Amended on Wed 11 Apr 2007 11:43 PM (UTC) by Nick Gammon

Message
Quote:

If you don't do it that way, then its *impossible* to know where the frack the new file will end up, since *anything* running on the same machine might change the main part of the path, invalidating the original location.


I think you are confusing multiple processes here. Naturally, changing the current directory in (say) Word, would not affect MUSHclient, and vice-versa.

There is no "current directory" for the PC you are sitting at - for "you" the user. It is current for an application - a process.

The whole point of current directories is, that if the application chooses to change it, then from that point on, relative paths are relative to the new location.

Quote:

... so that %M%L will be "C:\Program Files\MUSHclient\" + "logs\" ...
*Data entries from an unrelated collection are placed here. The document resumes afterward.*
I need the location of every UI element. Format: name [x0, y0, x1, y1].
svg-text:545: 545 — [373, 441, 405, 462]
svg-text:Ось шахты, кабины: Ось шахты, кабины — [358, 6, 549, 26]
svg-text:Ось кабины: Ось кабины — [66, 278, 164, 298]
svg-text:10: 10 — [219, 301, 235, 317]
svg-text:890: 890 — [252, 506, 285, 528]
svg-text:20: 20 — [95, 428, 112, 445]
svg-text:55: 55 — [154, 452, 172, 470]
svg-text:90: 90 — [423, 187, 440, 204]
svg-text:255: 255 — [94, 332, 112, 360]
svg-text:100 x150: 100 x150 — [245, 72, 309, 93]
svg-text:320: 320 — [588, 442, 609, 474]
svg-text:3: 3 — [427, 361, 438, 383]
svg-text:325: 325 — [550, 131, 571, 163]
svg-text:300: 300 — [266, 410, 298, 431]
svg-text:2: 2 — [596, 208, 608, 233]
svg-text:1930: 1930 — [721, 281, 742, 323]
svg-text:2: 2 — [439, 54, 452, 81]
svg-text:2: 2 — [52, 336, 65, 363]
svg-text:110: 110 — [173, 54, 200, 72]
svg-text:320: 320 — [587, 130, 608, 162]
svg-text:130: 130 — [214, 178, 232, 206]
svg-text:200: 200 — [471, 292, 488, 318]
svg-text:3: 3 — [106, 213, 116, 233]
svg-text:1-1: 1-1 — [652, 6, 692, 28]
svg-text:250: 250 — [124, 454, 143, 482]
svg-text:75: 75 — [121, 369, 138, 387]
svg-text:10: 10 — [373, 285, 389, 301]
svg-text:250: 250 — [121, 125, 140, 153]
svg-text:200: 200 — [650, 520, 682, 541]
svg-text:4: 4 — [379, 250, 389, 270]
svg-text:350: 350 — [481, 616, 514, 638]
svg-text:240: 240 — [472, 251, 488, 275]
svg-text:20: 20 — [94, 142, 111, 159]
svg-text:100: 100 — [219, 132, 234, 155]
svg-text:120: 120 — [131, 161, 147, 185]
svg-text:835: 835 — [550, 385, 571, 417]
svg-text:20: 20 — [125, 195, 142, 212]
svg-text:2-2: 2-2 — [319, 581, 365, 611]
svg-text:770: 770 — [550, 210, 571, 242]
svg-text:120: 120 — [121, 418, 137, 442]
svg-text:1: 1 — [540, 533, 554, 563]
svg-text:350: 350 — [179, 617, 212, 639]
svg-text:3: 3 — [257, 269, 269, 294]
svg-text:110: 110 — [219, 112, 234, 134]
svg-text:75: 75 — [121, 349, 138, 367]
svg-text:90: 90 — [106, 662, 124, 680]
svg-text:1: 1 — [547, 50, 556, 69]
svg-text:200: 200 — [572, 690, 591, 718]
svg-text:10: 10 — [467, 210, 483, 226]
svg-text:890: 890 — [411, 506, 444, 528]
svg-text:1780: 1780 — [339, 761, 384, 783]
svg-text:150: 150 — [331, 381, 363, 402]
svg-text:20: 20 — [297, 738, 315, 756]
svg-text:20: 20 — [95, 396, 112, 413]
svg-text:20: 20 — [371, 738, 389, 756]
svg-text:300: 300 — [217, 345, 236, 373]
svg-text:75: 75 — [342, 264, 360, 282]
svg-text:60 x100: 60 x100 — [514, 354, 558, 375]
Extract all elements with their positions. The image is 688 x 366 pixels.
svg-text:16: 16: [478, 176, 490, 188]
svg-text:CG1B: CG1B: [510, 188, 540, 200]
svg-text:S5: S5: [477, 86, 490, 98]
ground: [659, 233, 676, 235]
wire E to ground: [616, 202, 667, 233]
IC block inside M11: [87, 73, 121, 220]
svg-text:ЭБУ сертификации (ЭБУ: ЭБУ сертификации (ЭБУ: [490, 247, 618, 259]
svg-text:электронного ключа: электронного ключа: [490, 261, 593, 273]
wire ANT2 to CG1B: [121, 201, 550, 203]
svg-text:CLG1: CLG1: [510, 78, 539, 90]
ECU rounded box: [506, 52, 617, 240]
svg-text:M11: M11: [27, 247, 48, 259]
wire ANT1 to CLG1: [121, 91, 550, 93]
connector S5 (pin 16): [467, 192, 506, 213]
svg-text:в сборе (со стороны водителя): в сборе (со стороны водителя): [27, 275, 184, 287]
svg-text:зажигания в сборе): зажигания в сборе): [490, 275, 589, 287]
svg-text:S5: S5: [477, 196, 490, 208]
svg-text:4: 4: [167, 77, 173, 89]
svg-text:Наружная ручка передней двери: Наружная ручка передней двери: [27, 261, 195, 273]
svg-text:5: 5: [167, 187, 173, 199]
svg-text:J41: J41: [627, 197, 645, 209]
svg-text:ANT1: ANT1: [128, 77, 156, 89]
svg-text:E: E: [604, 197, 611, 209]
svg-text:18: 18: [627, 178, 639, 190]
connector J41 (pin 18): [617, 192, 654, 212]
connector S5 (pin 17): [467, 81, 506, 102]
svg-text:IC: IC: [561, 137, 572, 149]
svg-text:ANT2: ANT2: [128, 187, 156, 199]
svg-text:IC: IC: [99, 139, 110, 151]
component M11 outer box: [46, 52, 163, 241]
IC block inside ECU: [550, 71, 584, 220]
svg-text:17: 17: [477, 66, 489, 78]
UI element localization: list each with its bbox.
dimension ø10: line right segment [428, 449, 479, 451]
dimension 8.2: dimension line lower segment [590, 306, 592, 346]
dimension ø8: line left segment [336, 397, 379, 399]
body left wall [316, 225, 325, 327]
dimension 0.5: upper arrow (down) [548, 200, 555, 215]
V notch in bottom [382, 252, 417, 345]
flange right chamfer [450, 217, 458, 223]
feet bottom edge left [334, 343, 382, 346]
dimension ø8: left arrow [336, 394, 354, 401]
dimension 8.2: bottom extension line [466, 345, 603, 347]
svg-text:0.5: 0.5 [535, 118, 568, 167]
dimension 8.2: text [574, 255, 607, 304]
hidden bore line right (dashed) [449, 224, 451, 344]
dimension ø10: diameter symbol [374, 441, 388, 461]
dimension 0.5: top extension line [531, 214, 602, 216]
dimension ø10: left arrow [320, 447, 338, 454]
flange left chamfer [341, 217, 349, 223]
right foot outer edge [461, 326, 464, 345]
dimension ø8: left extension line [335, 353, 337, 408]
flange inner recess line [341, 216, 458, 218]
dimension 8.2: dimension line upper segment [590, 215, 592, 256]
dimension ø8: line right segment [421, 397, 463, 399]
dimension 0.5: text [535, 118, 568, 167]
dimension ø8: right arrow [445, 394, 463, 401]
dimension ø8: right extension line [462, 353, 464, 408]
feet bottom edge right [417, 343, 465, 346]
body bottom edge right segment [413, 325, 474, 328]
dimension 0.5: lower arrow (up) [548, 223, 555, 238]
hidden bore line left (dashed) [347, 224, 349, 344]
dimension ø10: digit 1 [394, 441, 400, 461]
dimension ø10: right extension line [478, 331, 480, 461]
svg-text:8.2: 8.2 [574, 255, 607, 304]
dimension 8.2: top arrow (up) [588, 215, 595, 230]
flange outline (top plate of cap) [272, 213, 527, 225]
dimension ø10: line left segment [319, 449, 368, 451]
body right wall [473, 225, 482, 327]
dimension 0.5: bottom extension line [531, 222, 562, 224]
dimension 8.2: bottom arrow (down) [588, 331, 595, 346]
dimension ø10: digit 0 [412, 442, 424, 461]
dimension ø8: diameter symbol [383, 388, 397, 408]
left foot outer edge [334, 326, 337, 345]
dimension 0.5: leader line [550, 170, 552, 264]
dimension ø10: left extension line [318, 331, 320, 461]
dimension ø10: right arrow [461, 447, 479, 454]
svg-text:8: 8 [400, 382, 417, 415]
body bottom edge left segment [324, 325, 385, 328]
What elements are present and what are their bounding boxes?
C:\Program Files\MUSHclient\C:\Program Files\MUSHclient\logs

Huh??? Oh, right, in the script. But that isn't the same bloody thing, and it would only do that if you did something absurdly silly, like not checking for the "C:". I


What script? You just said you wanted to be able to use %M%L in your log file pathname. My point was if %M contained the application path, and %L was the log file path - an absolute path - then you would get the file name I gave as an example.
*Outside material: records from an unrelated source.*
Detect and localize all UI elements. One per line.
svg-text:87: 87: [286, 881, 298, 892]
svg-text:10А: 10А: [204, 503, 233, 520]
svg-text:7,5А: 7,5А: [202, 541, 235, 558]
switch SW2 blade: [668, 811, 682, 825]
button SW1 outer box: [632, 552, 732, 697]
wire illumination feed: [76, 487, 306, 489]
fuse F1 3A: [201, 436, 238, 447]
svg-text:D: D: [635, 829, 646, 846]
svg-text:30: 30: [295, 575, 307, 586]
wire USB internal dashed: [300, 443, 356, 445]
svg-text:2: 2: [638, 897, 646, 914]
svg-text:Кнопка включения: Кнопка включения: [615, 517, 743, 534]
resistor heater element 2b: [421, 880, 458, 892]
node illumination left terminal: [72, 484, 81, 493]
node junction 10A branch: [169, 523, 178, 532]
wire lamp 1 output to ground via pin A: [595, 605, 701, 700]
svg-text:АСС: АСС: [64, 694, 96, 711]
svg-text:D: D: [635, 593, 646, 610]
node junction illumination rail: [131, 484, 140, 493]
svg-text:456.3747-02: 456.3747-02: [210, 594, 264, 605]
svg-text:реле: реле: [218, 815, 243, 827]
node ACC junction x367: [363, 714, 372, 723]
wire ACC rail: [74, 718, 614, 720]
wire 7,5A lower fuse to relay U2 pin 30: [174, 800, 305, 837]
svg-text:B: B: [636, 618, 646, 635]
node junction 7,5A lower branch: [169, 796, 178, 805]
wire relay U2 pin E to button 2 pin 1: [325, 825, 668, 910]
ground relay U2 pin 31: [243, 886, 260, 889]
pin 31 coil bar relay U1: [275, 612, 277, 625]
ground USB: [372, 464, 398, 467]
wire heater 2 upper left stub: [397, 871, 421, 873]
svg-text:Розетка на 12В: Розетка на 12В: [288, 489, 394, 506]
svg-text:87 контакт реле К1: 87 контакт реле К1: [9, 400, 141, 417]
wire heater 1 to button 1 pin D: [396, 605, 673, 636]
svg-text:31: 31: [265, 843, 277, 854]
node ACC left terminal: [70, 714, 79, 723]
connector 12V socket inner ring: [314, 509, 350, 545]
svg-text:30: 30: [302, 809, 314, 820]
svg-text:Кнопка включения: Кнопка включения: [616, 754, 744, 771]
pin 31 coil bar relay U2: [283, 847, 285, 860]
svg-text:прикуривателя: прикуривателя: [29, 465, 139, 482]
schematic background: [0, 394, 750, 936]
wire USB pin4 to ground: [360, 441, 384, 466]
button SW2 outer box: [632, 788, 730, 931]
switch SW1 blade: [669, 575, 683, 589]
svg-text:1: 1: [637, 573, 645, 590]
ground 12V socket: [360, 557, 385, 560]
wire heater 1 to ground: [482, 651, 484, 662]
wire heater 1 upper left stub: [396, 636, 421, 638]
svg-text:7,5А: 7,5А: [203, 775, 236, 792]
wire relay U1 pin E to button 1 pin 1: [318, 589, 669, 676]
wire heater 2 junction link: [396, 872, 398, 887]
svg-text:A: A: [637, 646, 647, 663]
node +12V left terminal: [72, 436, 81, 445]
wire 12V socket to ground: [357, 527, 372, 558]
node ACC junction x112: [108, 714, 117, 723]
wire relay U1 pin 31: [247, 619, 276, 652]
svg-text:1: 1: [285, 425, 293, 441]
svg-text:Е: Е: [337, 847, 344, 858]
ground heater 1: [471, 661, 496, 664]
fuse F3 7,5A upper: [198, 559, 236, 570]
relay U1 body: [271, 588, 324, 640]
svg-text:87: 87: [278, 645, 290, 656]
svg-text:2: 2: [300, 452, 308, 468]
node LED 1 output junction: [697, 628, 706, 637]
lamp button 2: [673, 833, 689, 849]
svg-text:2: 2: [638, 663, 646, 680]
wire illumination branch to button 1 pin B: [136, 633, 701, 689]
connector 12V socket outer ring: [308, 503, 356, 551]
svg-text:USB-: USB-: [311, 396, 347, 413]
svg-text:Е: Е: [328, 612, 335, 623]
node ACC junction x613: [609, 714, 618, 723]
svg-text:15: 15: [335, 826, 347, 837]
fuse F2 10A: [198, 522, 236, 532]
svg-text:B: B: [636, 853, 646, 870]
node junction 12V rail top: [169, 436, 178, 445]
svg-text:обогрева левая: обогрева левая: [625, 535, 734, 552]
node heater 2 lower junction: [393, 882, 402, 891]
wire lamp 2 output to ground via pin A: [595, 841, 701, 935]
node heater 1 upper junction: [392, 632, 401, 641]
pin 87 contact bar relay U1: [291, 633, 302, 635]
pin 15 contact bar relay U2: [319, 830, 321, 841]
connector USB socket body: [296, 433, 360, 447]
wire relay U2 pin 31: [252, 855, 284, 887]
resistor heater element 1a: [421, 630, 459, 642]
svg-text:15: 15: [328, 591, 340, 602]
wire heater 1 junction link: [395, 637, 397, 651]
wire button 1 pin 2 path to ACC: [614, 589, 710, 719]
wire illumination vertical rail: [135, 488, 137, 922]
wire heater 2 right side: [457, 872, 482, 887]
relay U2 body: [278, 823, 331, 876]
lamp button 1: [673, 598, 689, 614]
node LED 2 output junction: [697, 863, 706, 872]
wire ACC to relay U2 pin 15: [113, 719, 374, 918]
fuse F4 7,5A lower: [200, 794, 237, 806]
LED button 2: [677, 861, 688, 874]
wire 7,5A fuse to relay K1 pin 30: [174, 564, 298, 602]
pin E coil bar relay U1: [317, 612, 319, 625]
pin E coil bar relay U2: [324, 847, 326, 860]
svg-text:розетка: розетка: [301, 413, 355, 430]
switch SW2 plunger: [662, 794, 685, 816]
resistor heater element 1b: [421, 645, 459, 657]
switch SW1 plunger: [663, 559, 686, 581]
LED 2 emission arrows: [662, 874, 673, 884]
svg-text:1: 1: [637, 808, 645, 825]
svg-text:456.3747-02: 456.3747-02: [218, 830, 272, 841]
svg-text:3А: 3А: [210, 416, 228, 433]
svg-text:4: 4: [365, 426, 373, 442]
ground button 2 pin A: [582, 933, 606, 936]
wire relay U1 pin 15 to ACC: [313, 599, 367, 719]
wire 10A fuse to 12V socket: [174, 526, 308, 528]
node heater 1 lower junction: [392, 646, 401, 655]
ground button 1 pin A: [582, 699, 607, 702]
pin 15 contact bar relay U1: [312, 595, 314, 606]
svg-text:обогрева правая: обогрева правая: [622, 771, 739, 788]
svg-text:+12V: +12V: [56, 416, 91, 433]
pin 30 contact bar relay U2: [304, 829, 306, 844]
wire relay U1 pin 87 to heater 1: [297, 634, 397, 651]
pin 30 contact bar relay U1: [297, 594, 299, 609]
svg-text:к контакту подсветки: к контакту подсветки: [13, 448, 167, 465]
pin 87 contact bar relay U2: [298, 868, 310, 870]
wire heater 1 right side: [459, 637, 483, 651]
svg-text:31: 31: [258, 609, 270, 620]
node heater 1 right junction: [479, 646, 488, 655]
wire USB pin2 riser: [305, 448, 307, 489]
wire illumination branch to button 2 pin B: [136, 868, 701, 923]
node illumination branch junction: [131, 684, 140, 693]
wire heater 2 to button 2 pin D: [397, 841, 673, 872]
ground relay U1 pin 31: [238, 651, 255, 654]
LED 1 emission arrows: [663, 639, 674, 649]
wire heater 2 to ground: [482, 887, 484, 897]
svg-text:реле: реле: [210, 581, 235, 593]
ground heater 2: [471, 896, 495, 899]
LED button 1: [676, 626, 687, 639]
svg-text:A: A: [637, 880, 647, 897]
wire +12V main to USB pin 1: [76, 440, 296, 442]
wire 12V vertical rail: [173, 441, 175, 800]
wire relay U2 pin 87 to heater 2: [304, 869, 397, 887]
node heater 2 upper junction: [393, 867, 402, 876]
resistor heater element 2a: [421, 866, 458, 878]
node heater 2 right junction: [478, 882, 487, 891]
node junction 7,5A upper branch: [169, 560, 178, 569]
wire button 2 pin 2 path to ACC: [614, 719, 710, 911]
Your suggestions aren't consistent. You asked for %M to be the application path. You didn't say anything about "and if it happens to be next to a %L then you have to check if they are both absolute paths, and delete the absolute part of one of them". In any case, which one would you ignore? If %M was on D: and %L was on E: which one takes preference? I'm not doing anything absurdly silly here, you are suggesting that you be allowed to concatenate two possibly conflicting paths, and I am pointing out the pitfalls.

You are firing off suggestions, and I am trying to make you think about the total ramifications of them.

Quote:

If someone gives a relative path, it should be relative to the program's path, not what ever arbitrary path happens to currently be active.


Even this suggestion is fraught with peril. You say "the program's path", not the "initial directory". Is that really what you mean?

Let's take an example. Two people use one PC. MUSHclient is installed in 'C:\Program Files\MUSHclient'.

However they start it in different directories (the intial or startup directory). For example, one might be 'C:\Files and Documents\Shadowfyr\MUSHclient' and the other one might be 'C:\Files and Documents\Marilyn\MUSHclient'.

The point of doing that is so that you can each have your own world files (and log files etc.).

Because of this you both open your logs in a relative '.\logs' directory.

If I did what you suggest and make the open relative to the "program's path", then all logs will be in 'C:\Program Files\MUSHclient\logs', which is where neither of you want them.

You really need to think carefully about what you are suggesting. I have added a new feature in version 4.03, to let you specify the startup directory in log file name:

http://www.gammon.com.au/scripts/showrelnote.php?version=4.03&productid=0

Thus, the logical thing to do, if you didn't want to specify an absoluate path for the logs in the global configuration, would be to log to something like:


%E\logs


Quote:

... but we are not talking about scripts here, we are talking about Mushclient itself remembering where the heck **it** is supposed to be looking when you use its own functions


I still maintain that for MUSHclient to "remember where it is supposed to be", is like asking it to "remember the time" because, as you put it "Relying on the OS to know what is happening is absurd, dangerous and nearly always useless.". You have to rely on the operating system a little bit.